By Lydia Ngwakwe
The Federal Government says it plans to raise the percentage of skilled workers in Nigeria’s youth population from 15 per cent to 50 per cent.
Mrs Abiola Arogundade, Senior Special Assistant to President on Technical, Vocational and Entrepreneurship Education (SSATVEE), said at the opening ceremony of free leather works training on Tuesday in Lagos.
The News Agency of Nigeria(NAN) reports that the training was organised by SSATVEE in collaboration with Yikodeen Factory.
She said that the initiative aims to address the pressing need to equip more individuals with marketable skills, thereby reducing unemployment and poverty in the country.

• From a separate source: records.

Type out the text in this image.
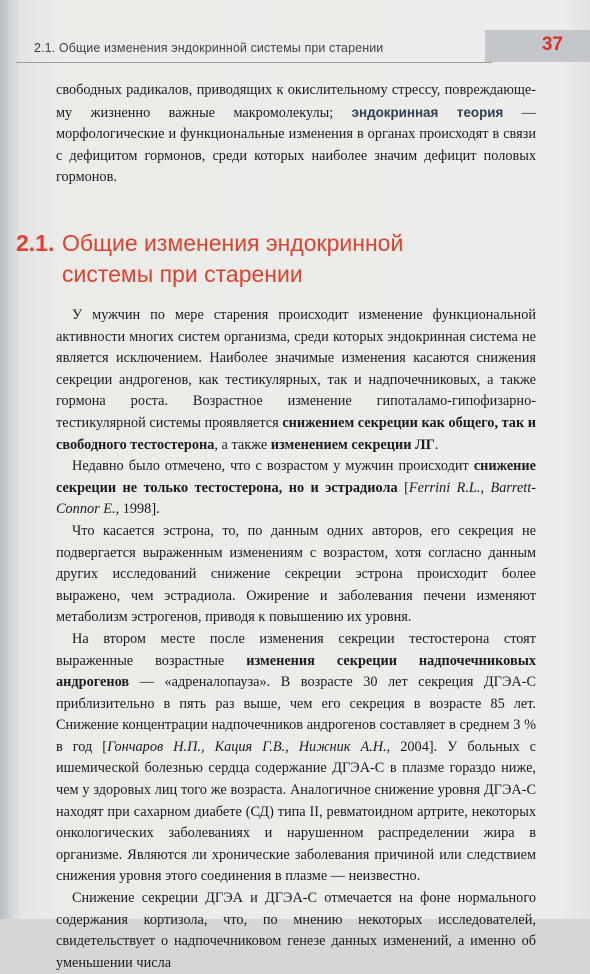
2.1. Общие изменения эндокринной системы при старении	37

свободных радикалов, приводящих к окислительному стрессу, повреждающе-му жизненно важные макромолекулы; эндокринная теория — морфологические и функциональные изменения в органах происходят в связи с дефицитом гормонов, среди которых наиболее значим дефицит половых гормонов.

2.1. Общие изменения эндокринной системы при старении

У мужчин по мере старения происходит изменение функциональной активности многих систем организма, среди которых эндокринная система не является исключением. Наиболее значимые изменения касаются снижения секреции андрогенов, как тестикулярных, так и надпочечниковых, а также гормона роста. Возрастное изменение гипоталамо-гипофизарно-тестикулярной системы проявляется снижением секреции как общего, так и свободного тестостерона, а также изменением секреции ЛГ.

Недавно было отмечено, что с возрастом у мужчин происходит снижение секреции не только тестостерона, но и эстрадиола [Ferrini R.L., Barrett-Connor E., 1998].

Что касается эстрона, то, по данным одних авторов, его секреция не подвергается выраженным изменениям с возрастом, хотя согласно данным других исследований снижение секреции эстрона происходит более выражено, чем эстрадиола. Ожирение и заболевания печени изменяют метаболизм эстрогенов, приводя к повышению их уровня.

На втором месте после изменения секреции тестостерона стоят выраженные возрастные изменения секреции надпочечниковых андрогенов — «адреналопауза». В возрасте 30 лет секреция ДГЭА-С приблизительно в пять раз выше, чем его секреция в возрасте 85 лет. Снижение концентрации надпочечников андрогенов составляет в среднем 3 % в год [Гончаров Н.П., Кация Г.В., Нижник А.Н., 2004]. У больных с ишемической болезнью сердца содержание ДГЭА-С в плазме гораздо ниже, чем у здоровых лиц того же возраста. Аналогичное снижение уровня ДГЭА-С находят при сахарном диабете (СД) типа II, ревматоидном артрите, некоторых онкологических заболеваниях и нарушенном распределении жира в организме. Являются ли хронические заболевания причиной или следствием снижения уровня этого соединения в плазме — неизвестно.

Снижение секреции ДГЭА и ДГЭА-С отмечается на фоне нормального содержания кортизола, что, по мнению некоторых исследователей, свидетельствует о надпочечниковом генезе данных изменений, а именно об уменьшении числа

To achieve this goal, Arogundade said that her office had commenced a training programme in the 36 states of the federation, including the Federal Capital Territory, using a label audit.
“One of my mandates is to increase the number of skilled workers, especially among the youth in Nigeria. Currently it’s at 15 per cent; we want to move that up to 50 per cent.

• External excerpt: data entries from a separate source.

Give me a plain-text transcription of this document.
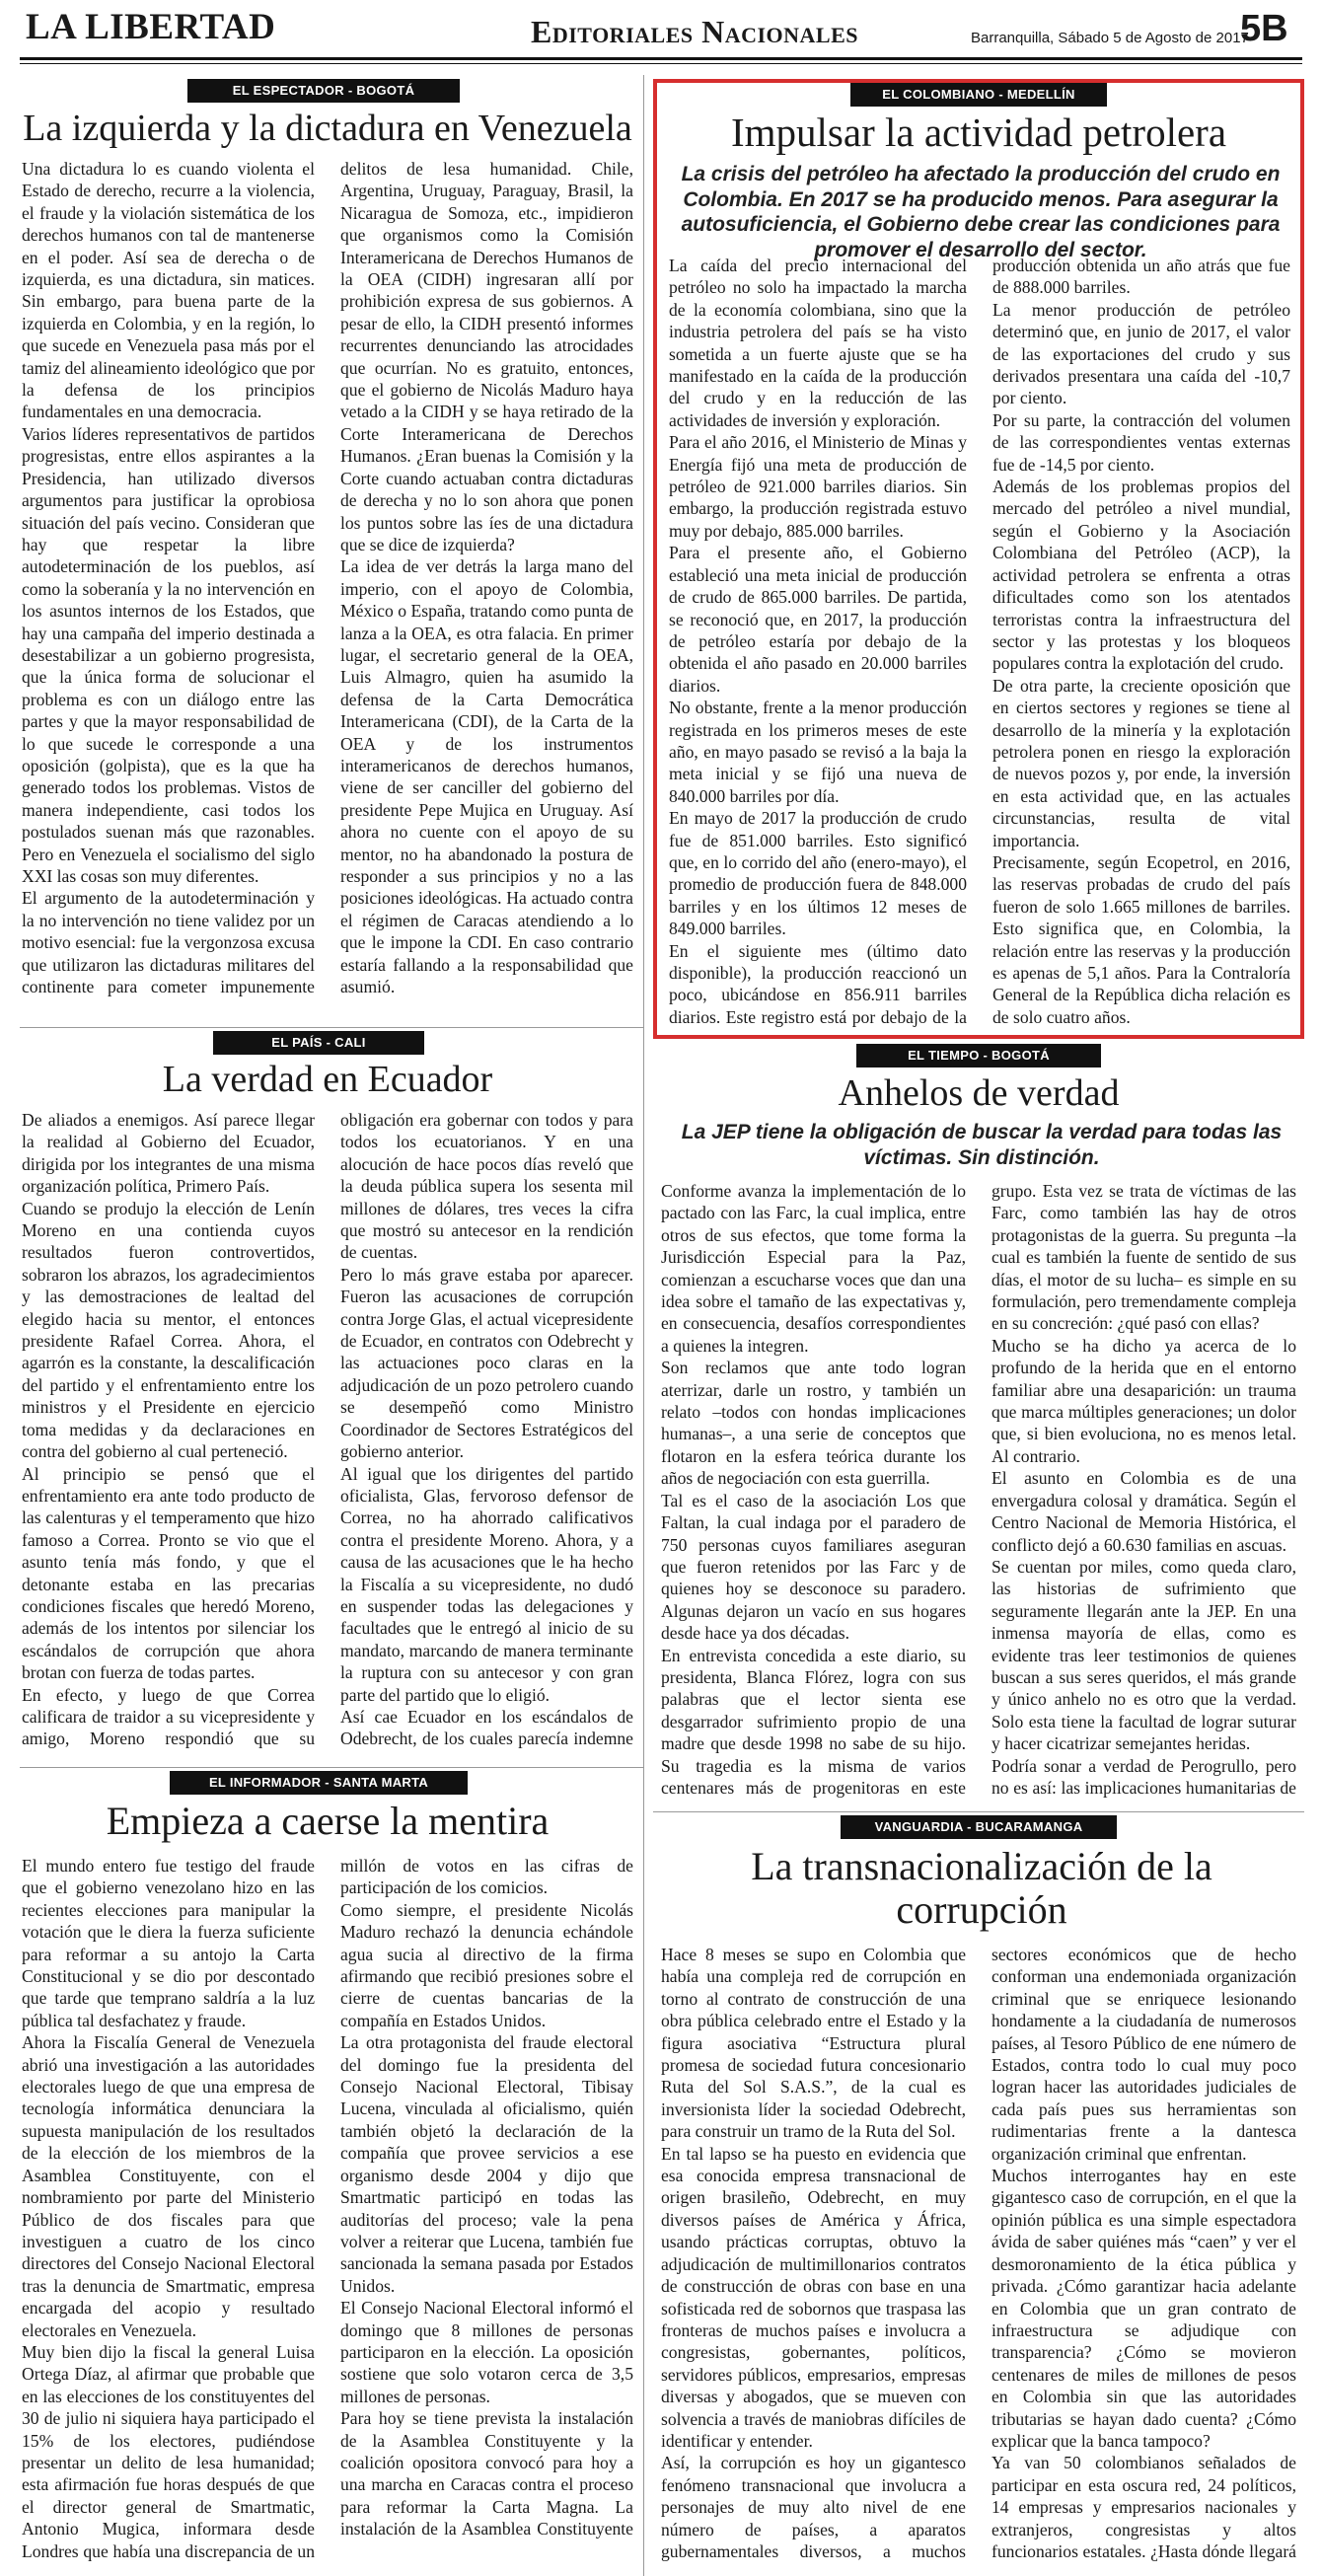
LA LIBERTAD	Editoriales Nacionales	Barranquilla, Sábado 5 de Agosto de 2017
5B
EL ESPECTADOR - BOGOTÁ
La izquierda y la dictadura en Venezuela

Una dictadura lo es cuando violenta el Estado de derecho, recurre a la violencia, el fraude y la violación sistemática de los derechos humanos con tal de mantenerse en el poder. Así sea de derecha o de izquierda, es una dictadura, sin matices. Sin embargo, para buena parte de la izquierda en Colombia, y en la región, lo que sucede en Venezuela pasa más por el tamiz del alineamiento ideológico que por la defensa de los principios fundamentales en una democracia.

Varios líderes representativos de partidos progresistas, entre ellos aspirantes a la Presidencia, han utilizado diversos argumentos para justificar la oprobiosa situación del país vecino. Consideran que hay que respetar la libre autodeterminación de los pueblos, así como la soberanía y la no intervención en los asuntos internos de los Estados, que hay una campaña del imperio destinada a desestabilizar a un gobierno progresista, que la única forma de solucionar el problema es con un diálogo entre las partes y que la mayor responsabilidad de lo que sucede le corresponde a una oposición (golpista), que es la que ha generado todos los problemas. Vistos de manera independiente, casi todos los postulados suenan más que razonables. Pero en Venezuela el socialismo del siglo XXI las cosas son muy diferentes.

El argumento de la autodeterminación y la no intervención no tiene validez por un motivo esencial: fue la vergonzosa excusa que utilizaron las dictaduras militares del continente para cometer impunemente delitos de lesa humanidad. Chile, Argentina, Uruguay, Paraguay, Brasil, la Nicaragua de Somoza, etc., impidieron que organismos como la Comisión Interamericana de Derechos Humanos de la OEA (CIDH) ingresaran allí por prohibición expresa de sus gobiernos. A pesar de ello, la CIDH presentó informes recurrentes denunciando las atrocidades que ocurrían. No es gratuito, entonces, que el gobierno de Nicolás Maduro haya vetado a la CIDH y se haya retirado de la Corte Interamericana de Derechos Humanos. ¿Eran buenas la Comisión y la Corte cuando actuaban contra dictaduras de derecha y no lo son ahora que ponen los puntos sobre las íes de una dictadura que se dice de izquierda?

La idea de ver detrás la larga mano del imperio, con el apoyo de Colombia, México o España, tratando como punta de lanza a la OEA, es otra falacia. En primer lugar, el secretario general de la OEA, Luis Almagro, quien ha asumido la defensa de la Carta Democrática Interamericana (CDI), de la Carta de la OEA y de los instrumentos interamericanos de derechos humanos, viene de ser canciller del gobierno del presidente Pepe Mujica en Uruguay. Así ahora no cuente con el apoyo de su mentor, no ha abandonado la postura de responder a sus principios y no a las posiciones ideológicas. Ha actuado contra el régimen de Caracas atendiendo a lo que le impone la CDI. En caso contrario estaría fallando a la responsabilidad que asumió.

EL COLOMBIANO - MEDELLÍN
Impulsar la actividad petrolera
La crisis del petróleo ha afectado la producción del crudo en Colombia. En 2017 se ha producido menos. Para asegurar la autosuficiencia, el Gobierno debe crear las condiciones para promover el desarrollo del sector.

La caída del precio internacional del petróleo no solo ha impactado la marcha de la economía colombiana, sino que la industria petrolera del país se ha visto sometida a un fuerte ajuste que se ha manifestado en la caída de la producción del crudo y en la reducción de las actividades de inversión y exploración.

Para el año 2016, el Ministerio de Minas y Energía fijó una meta de producción de petróleo de 921.000 barriles diarios. Sin embargo, la producción registrada estuvo muy por debajo, 885.000 barriles.

Para el presente año, el Gobierno estableció una meta inicial de producción de crudo de 865.000 barriles. De partida, se reconoció que, en 2017, la producción de petróleo estaría por debajo de la obtenida el año pasado en 20.000 barriles diarios.

No obstante, frente a la menor producción registrada en los primeros meses de este año, en mayo pasado se revisó a la baja la meta inicial y se fijó una nueva de 840.000 barriles por día.

En mayo de 2017 la producción de crudo fue de 851.000 barriles. Esto significó que, en lo corrido del año (enero-mayo), el promedio de producción fuera de 848.000 barriles y en los últimos 12 meses de 849.000 barriles.

En el siguiente mes (último dato disponible), la producción reaccionó un poco, ubicándose en 856.911 barriles diarios. Este registro está por debajo de la producción obtenida un año atrás que fue de 888.000 barriles.

La menor producción de petróleo determinó que, en junio de 2017, el valor de las exportaciones del crudo y sus derivados presentara una caída del -10,7 por ciento.

Por su parte, la contracción del volumen de las correspondientes ventas externas fue de -14,5 por ciento.

Además de los problemas propios del mercado del petróleo a nivel mundial, según el Gobierno y la Asociación Colombiana del Petróleo (ACP), la actividad petrolera se enfrenta a otras dificultades como son los atentados terroristas contra la infraestructura del sector y las protestas y los bloqueos populares contra la explotación del crudo.

De otra parte, la creciente oposición que en ciertos sectores y regiones se tiene al desarrollo de la minería y la explotación petrolera ponen en riesgo la exploración de nuevos pozos y, por ende, la inversión en esta actividad que, en las actuales circunstancias, resulta de vital importancia.

Precisamente, según Ecopetrol, en 2016, las reservas probadas de crudo del país fueron de solo 1.665 millones de barriles. Esto significa que, en Colombia, la relación entre las reservas y la producción es apenas de 5,1 años. Para la Contraloría General de la República dicha relación es de solo cuatro años.

EL PAÍS - CALI
La verdad en Ecuador

De aliados a enemigos. Así parece llegar la realidad al Gobierno del Ecuador, dirigida por los integrantes de una misma organización política, Primero País.

Cuando se produjo la elección de Lenín Moreno en una contienda cuyos resultados fueron controvertidos, sobraron los abrazos, los agradecimientos y las demostraciones de lealtad del elegido hacia su mentor, el entonces presidente Rafael Correa. Ahora, el agarrón es la constante, la descalificación del partido y el enfrentamiento entre los ministros y el Presidente en ejercicio toma medidas y da declaraciones en contra del gobierno al cual perteneció.

Al principio se pensó que el enfrentamiento era ante todo producto de las calenturas y el temperamento que hizo famoso a Correa. Pronto se vio que el asunto tenía más fondo, y que el detonante estaba en las precarias condiciones fiscales que heredó Moreno, además de los intentos por silenciar los escándalos de corrupción que ahora brotan con fuerza de todas partes.

En efecto, y luego de que Correa calificara de traidor a su vicepresidente y amigo, Moreno respondió que su obligación era gobernar con todos y para todos los ecuatorianos. Y en una alocución de hace pocos días reveló que la deuda pública supera los sesenta mil millones de dólares, tres veces la cifra que mostró su antecesor en la rendición de cuentas.

Pero lo más grave estaba por aparecer. Fueron las acusaciones de corrupción contra Jorge Glas, el actual vicepresidente de Ecuador, en contratos con Odebrecht y las actuaciones poco claras en la adjudicación de un pozo petrolero cuando se desempeñó como Ministro Coordinador de Sectores Estratégicos del gobierno anterior.

Al igual que los dirigentes del partido oficialista, Glas, fervoroso defensor de Correa, no ha ahorrado calificativos contra el presidente Moreno. Ahora, y a causa de las acusaciones que le ha hecho la Fiscalía a su vicepresidente, no dudó en suspender todas las delegaciones y facultades que le entregó al inicio de su mandato, marcando de manera terminante la ruptura con su antecesor y con gran parte del partido que lo eligió.

Así cae Ecuador en los escándalos de Odebrecht, de los cuales parecía indemne

EL TIEMPO - BOGOTÁ
Anhelos de verdad
La JEP tiene la obligación de buscar la verdad para todas las víctimas. Sin distinción.

Conforme avanza la implementación de lo pactado con las Farc, la cual implica, entre otros de sus efectos, que tome forma la Jurisdicción Especial para la Paz, comienzan a escucharse voces que dan una idea sobre el tamaño de las expectativas y, en consecuencia, desafíos correspondientes a quienes la integren.

Son reclamos que ante todo logran aterrizar, darle un rostro, y también un relato –todos con hondas implicaciones humanas–, a una serie de conceptos que flotaron en la esfera teórica durante los años de negociación con esta guerrilla.

Tal es el caso de la asociación Los que Faltan, la cual indaga por el paradero de 750 personas cuyos familiares aseguran que fueron retenidos por las Farc y de quienes hoy se desconoce su paradero. Algunas dejaron un vacío en sus hogares desde hace ya dos décadas.

En entrevista concedida a este diario, su presidenta, Blanca Flórez, logra con sus palabras que el lector sienta ese desgarrador sufrimiento propio de una madre que desde 1998 no sabe de su hijo. Su tragedia es la misma de varios centenares más de progenitoras en este grupo. Esta vez se trata de víctimas de las Farc, como también las hay de otros protagonistas de la guerra. Su pregunta –la cual es también la fuente de sentido de sus días, el motor de su lucha– es simple en su formulación, pero tremendamente compleja en su concreción: ¿qué pasó con ellas?

Mucho se ha dicho ya acerca de lo profundo de la herida que en el entorno familiar abre una desaparición: un trauma que marca múltiples generaciones; un dolor que, si bien evoluciona, no es menos letal. Al contrario.

El asunto en Colombia es de una envergadura colosal y dramática. Según el Centro Nacional de Memoria Histórica, el conflicto dejó a 60.630 familias en ascuas.

Se cuentan por miles, como queda claro, las historias de sufrimiento que seguramente llegarán ante la JEP. En una inmensa mayoría de ellas, como es evidente tras leer testimonios de quienes buscan a sus seres queridos, el más grande y único anhelo no es otro que la verdad. Solo esta tiene la facultad de lograr suturar y hacer cicatrizar semejantes heridas.

Podría sonar a verdad de Perogrullo, pero no es así: las implicaciones humanitarias de

EL INFORMADOR - SANTA MARTA
Empieza a caerse la mentira

El mundo entero fue testigo del fraude que el gobierno venezolano hizo en las recientes elecciones para manipular la votación que le diera la fuerza suficiente para reformar a su antojo la Carta Constitucional y se dio por descontado que tarde que temprano saldría a la luz pública tal desfachatez y fraude.

Ahora la Fiscalía General de Venezuela abrió una investigación a las autoridades electorales luego de que una empresa de tecnología informática denunciara la supuesta manipulación de los resultados de la elección de los miembros de la Asamblea Constituyente, con el nombramiento por parte del Ministerio Público de dos fiscales para que investiguen a cuatro de los cinco directores del Consejo Nacional Electoral tras la denuncia de Smartmatic, empresa encargada del acopio y resultado electorales en Venezuela.

Muy bien dijo la fiscal la general Luisa Ortega Díaz, al afirmar que probable que en las elecciones de los constituyentes del 30 de julio ni siquiera haya participado el 15% de los electores, pudiéndose presentar un delito de lesa humanidad; esta afirmación fue horas después de que el director general de Smartmatic, Antonio Mugica, informara desde Londres que había una discrepancia de un millón de votos en las cifras de participación de los comicios.

Como siempre, el presidente Nicolás Maduro rechazó la denuncia echándole agua sucia al directivo de la firma afirmando que recibió presiones sobre el cierre de cuentas bancarias de la compañía en Estados Unidos.

La otra protagonista del fraude electoral del domingo fue la presidenta del Consejo Nacional Electoral, Tibisay Lucena, vinculada al oficialismo, quién también objetó la declaración de la compañía que provee servicios a ese organismo desde 2004 y dijo que Smartmatic participó en todas las auditorías del proceso; vale la pena volver a reiterar que Lucena, también fue sancionada la semana pasada por Estados Unidos.

El Consejo Nacional Electoral informó el domingo que 8 millones de personas participaron en la elección. La oposición sostiene que solo votaron cerca de 3,5 millones de personas.

Para hoy se tiene prevista la instalación de la Asamblea Constituyente y la coalición opositora convocó para hoy a una marcha en Caracas contra el proceso para reformar la Carta Magna. La instalación de la Asamblea Constituyente

VANGUARDIA - BUCARAMANGA
La transnacionalización de la corrupción

Hace 8 meses se supo en Colombia que había una compleja red de corrupción en torno al contrato de construcción de una obra pública celebrado entre el Estado y la figura asociativa “Estructura plural promesa de sociedad futura concesionario Ruta del Sol S.A.S.”, de la cual es inversionista líder la sociedad Odebrecht, para construir un tramo de la Ruta del Sol.

En tal lapso se ha puesto en evidencia que esa conocida empresa transnacional de origen brasileño, Odebrecht, en muy diversos países de América y África, usando prácticas corruptas, obtuvo la adjudicación de multimillonarios contratos de construcción de obras con base en una sofisticada red de sobornos que traspasa las fronteras de muchos países e involucra a congresistas, gobernantes, políticos, servidores públicos, empresarios, empresas diversas y abogados, que se mueven con solvencia a través de maniobras difíciles de identificar y entender.

Así, la corrupción es hoy un gigantesco fenómeno transnacional que involucra a personajes de muy alto nivel de ene número de países, a aparatos gubernamentales diversos, a muchos sectores económicos que de hecho conforman una endemoniada organización criminal que se enriquece lesionando hondamente a la ciudadanía de numerosos países, al Tesoro Público de ene número de Estados, contra todo lo cual muy poco logran hacer las autoridades judiciales de cada país pues sus herramientas son rudimentarias frente a la dantesca organización criminal que enfrentan.

Muchos interrogantes hay en este gigantesco caso de corrupción, en el que la opinión pública es una simple espectadora ávida de saber quiénes más “caen” y ver el desmoronamiento de la ética pública y privada. ¿Cómo garantizar hacia adelante en Colombia que un gran contrato de infraestructura se adjudique con transparencia? ¿Cómo se movieron centenares de miles de millones de pesos en Colombia sin que las autoridades tributarias se hayan dado cuenta? ¿Cómo explicar que la banca tampoco?

Ya van 50 colombianos señalados de participar en esta oscura red, 24 políticos, 14 empresas y empresarios nacionales y extranjeros, congresistas y altos funcionarios estatales. ¿Hasta dónde llegará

“From the low-skilled and the semi-skilled, we’re trying to push it up to create more economic activity in the country and increase this highly skilled to 50 per cent.
“So, that’s one of the reasons why we put this programme together.
“This programme is about bringing people in the local community, and even in Lagos at large, to come and learn a skill, which is the leather works and how to make shoes, to learn a skill, to use that skill to unlock the door for prosperity for them,’’ she said.
She said that the programme, which would run for one month, would train 100 people in relevant skills to work in the factory.
She said, “After the training out of the 100 people, we’ll be employing 50 people directly to work in this factory. After that, the rest of the 50 people will have access to non-collateral loans through one of our interventions that the government has put together through the Senior Special Assistant to the President on job creation.
“Also, we have our national chairman here, he has a directory of all leather shoe-making companies in Nigeria. He will also be matching training to jobs.’’
She noted that the training, which would last for one month, would enhance their skills and empower them to be able to make a living for themselves and their family.
The Managing Director, Yikodeen Footwear Ltd., Mr Atunde Olayinka, said that the training would empower and equip participants with the necessary skills and knowledge.
Olayinka said that the training, which would be comprehensive, would help participants to become successful in the footwear industry or beyond, as entrepreneurs or skilled workers.
Olayinka said, “The three weeks to a month training is for them to understand the basics of footwear making, both the industrial side; how to use machineries and how to also produce shoes for themselves, like slippers and basic shoes.
“ So, after that, we’re also taking them on finance courses to understand as an entrepreneur, you need to understand numbers, basically.
“So, it’s a mix of different things, not just footwear making. It’s also a mix of the entrepreneurial skills, where they learn finance, sales and marketing, basically put together.’’
Mr Ayodele Olasukanmi, National Chairman, Cobblers, Leather, Artisans Association of Nigeria, emphasised the varied benefits of footwear training in the country.
He cited the acquisition of valuable skills, enhancement of career prospects, and contribution to the nation’s economic development.
“A skilled workforce in the footwear industry contributes to the overall economic growth of Nigeria, by creating jobs, generating revenue, and attracting foreign investment.
“So, it is a very big market; the leather industry contributes enormously to the GDP of Nigeria.
“Also, there lies enormous gain for the participants if they take advantage of the skills provided to them today,’’ he said.
One of the beneficiaries, Mr Ndifreke Nathan, a Gospel Music Minister, expressed the hope that after the training, beneficiaries would get the necessary materials and facilities to put those skills into practice.
“This skill is needed at this time but it will not be fair at the end of the training, successfully trained participants will not have access to materials and facilities to start something.
“Often times people feel frustrated with government promises of support after training. These promises remain unfulfilled, leaving participants disappointed and unable to utilise their acquired skills,’’ Nathan said.